Ayana membisikkan alamat rumah Gilang. Sedang pria di seberang mengambil buku kecil yang selalu ada dalam kantongnya dan menulis dengan cepat sambil tetap menjepit ponsel di telinga.
"Oke. Satu jam. Tunggu di sana, jangan kemana-mana dan jangan macem-macem."
"Macem-macem gimana?" sahut Ayana hampir berteriak.
"Lo ngerti sendirilah. Gue harus matiin ponsel sekarang, Ay."

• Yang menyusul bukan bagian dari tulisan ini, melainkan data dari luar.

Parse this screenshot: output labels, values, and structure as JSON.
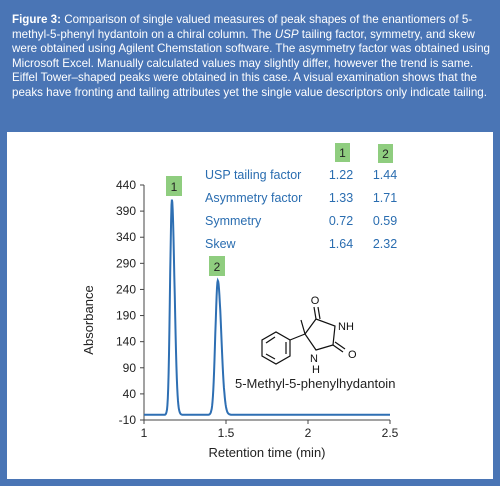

"Oke." Hati Ayana tiba-tiba kembali merasa sedih, tetapi kali ini ia berupaya sekuat tenaga agar air mata tidak kembali jatuh. Sekarang pasti acara pemakaman telah dimulai, Ayana merunduk sambil sekuat tenaga untuk tidak lagi menangis.

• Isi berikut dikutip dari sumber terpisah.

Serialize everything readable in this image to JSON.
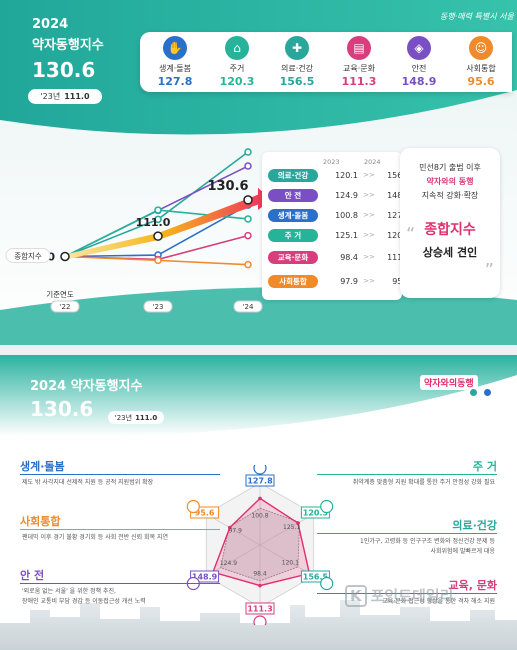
{
  "top": {
    "year": "2024",
    "title": "약자동행지수",
    "score": "130.6",
    "prev_label": "'23년",
    "prev_value": "111.0",
    "logo": "동행·매력 특별시 서울",
    "categories": [
      {
        "label": "생계·돌봄",
        "value": "127.8",
        "color": "#2a6fc9",
        "icon": "hands-icon"
      },
      {
        "label": "주거",
        "value": "120.3",
        "color": "#26b39a",
        "icon": "house-icon"
      },
      {
        "label": "의료·건강",
        "value": "156.5",
        "color": "#2aa79b",
        "icon": "health-icon"
      },
      {
        "label": "교육·문화",
        "value": "111.3",
        "color": "#d83d7e",
        "icon": "book-icon"
      },
      {
        "label": "안전",
        "value": "148.9",
        "color": "#7a4fc4",
        "icon": "shield-icon"
      },
      {
        "label": "사회통합",
        "value": "95.6",
        "color": "#f08a2a",
        "icon": "people-icon"
      }
    ],
    "composite_label": "종합지수",
    "base_year_label": "기준연도",
    "x_labels": [
      "'22",
      "'23",
      "'24"
    ],
    "composite_values": [
      "100",
      "111.0",
      "130.6"
    ],
    "table_headers": [
      "2023",
      "2024"
    ],
    "table_rows": [
      {
        "label": "의료·건강",
        "v2023": "120.1",
        "v2024": "156.5",
        "color": "#2aa79b"
      },
      {
        "label": "안 전",
        "v2023": "124.9",
        "v2024": "148.9",
        "color": "#7a4fc4"
      },
      {
        "label": "생계·돌봄",
        "v2023": "100.8",
        "v2024": "127.8",
        "color": "#2a6fc9"
      },
      {
        "label": "주 거",
        "v2023": "125.1",
        "v2024": "120.3",
        "color": "#26b39a"
      },
      {
        "label": "교육·문화",
        "v2023": "98.4",
        "v2024": "111.3",
        "color": "#d83d7e"
      },
      {
        "label": "사회통합",
        "v2023": "97.9",
        "v2024": "95.6",
        "color": "#f08a2a"
      }
    ],
    "arrow_sep": ">>",
    "callout_line1": "민선8기 출범 이후",
    "callout_line2": "약자와의 동행",
    "callout_line3": "지속적 강화·확장",
    "callout_highlight": "종합지수",
    "callout_line4": "상승세 견인"
  },
  "bottom": {
    "title": "2024 약자동행지수",
    "score": "130.6",
    "prev_label": "'23년",
    "prev_value": "111.0",
    "logo": "약자와의동행",
    "left_items": [
      {
        "title": "생계·돌봄",
        "desc": [
          "제도 밖 사각지대 선제적 지원 등 공적 지원범위 확장"
        ],
        "color": "#2a6fc9"
      },
      {
        "title": "사회통합",
        "desc": [
          "팬데믹 이후 경기 불황 경기회 등 사회 전반 신뢰 회복 지연"
        ],
        "color": "#f08a2a"
      },
      {
        "title": "안 전",
        "desc": [
          "'외로움 없는 서울' 을 위한 정책 추진,",
          "장애인 교통비 부담 경감 등 이동접근성 개선 노력"
        ],
        "color": "#7a4fc4"
      }
    ],
    "right_items": [
      {
        "title": "주 거",
        "desc": [
          "취약계층 맞춤형 지원 확대를 통한 주거 안정성 강화 필요"
        ],
        "color": "#26b39a"
      },
      {
        "title": "의료·건강",
        "desc": [
          "1인가구, 고령화 등 인구구조 변화와 정신건강 문제 등",
          "사회위험에 발빠르게 대응"
        ],
        "color": "#2aa79b"
      },
      {
        "title": "교육, 문화",
        "desc": [
          "교육·문화 접근성 향상을 통한 격차 해소 지원"
        ],
        "color": "#d83d7e"
      }
    ],
    "watermark": "포인트데일리"
  },
  "chart_data": [
    {
      "type": "line",
      "x": [
        "'22",
        "'23",
        "'24"
      ],
      "series": [
        {
          "name": "종합지수",
          "values": [
            100,
            111.0,
            130.6
          ]
        },
        {
          "name": "의료·건강",
          "values": [
            100,
            120.1,
            156.5
          ]
        },
        {
          "name": "안 전",
          "values": [
            100,
            124.9,
            148.9
          ]
        },
        {
          "name": "생계·돌봄",
          "values": [
            100,
            100.8,
            127.8
          ]
        },
        {
          "name": "주 거",
          "values": [
            100,
            125.1,
            120.3
          ]
        },
        {
          "name": "교육·문화",
          "values": [
            100,
            98.4,
            111.3
          ]
        },
        {
          "name": "사회통합",
          "values": [
            100,
            97.9,
            95.6
          ]
        }
      ]
    },
    {
      "type": "radar",
      "categories": [
        "생계·돌봄",
        "주거",
        "의료·건강",
        "교육·문화",
        "안전",
        "사회통합"
      ],
      "series": [
        {
          "name": "2023",
          "values": [
            100.8,
            125.1,
            120.1,
            98.4,
            124.9,
            97.9
          ]
        },
        {
          "name": "2024",
          "values": [
            127.8,
            120.3,
            156.5,
            111.3,
            148.9,
            95.6
          ]
        }
      ],
      "rmax": 170
    }
  ]
}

Agam mengambil ponsel dari tangan Ezra, lalu berkata cepat, "Ay, kehilangan seseorang memang menyakitkan. Menangislah! Enggak apa-apa. Berdukalah sekarang, tapi nanti kita bakal sama-sama berjuang. Oke!"
Ayana sesenggukan mendengar nasihat Agam. Ia menutup panggilan dan kembali menangis dengan keras. Ia gagal bertahan dan mencoba kuat. Gilang segera meletakkan Sophie yang baru selesai makan di atas sofa.
"Aku tidak tahu kesedihanmu sebesar apa, Ay. Buang image-mu. Menangislah keras sesukamu." Gilang langsung menarik kepala Ayana ke dalam pelukannya. Laki-laki itu hanya terdiam seraya menepuk-nepuk pundak gadis yang sedang membasahi kemejanya dengan air mata.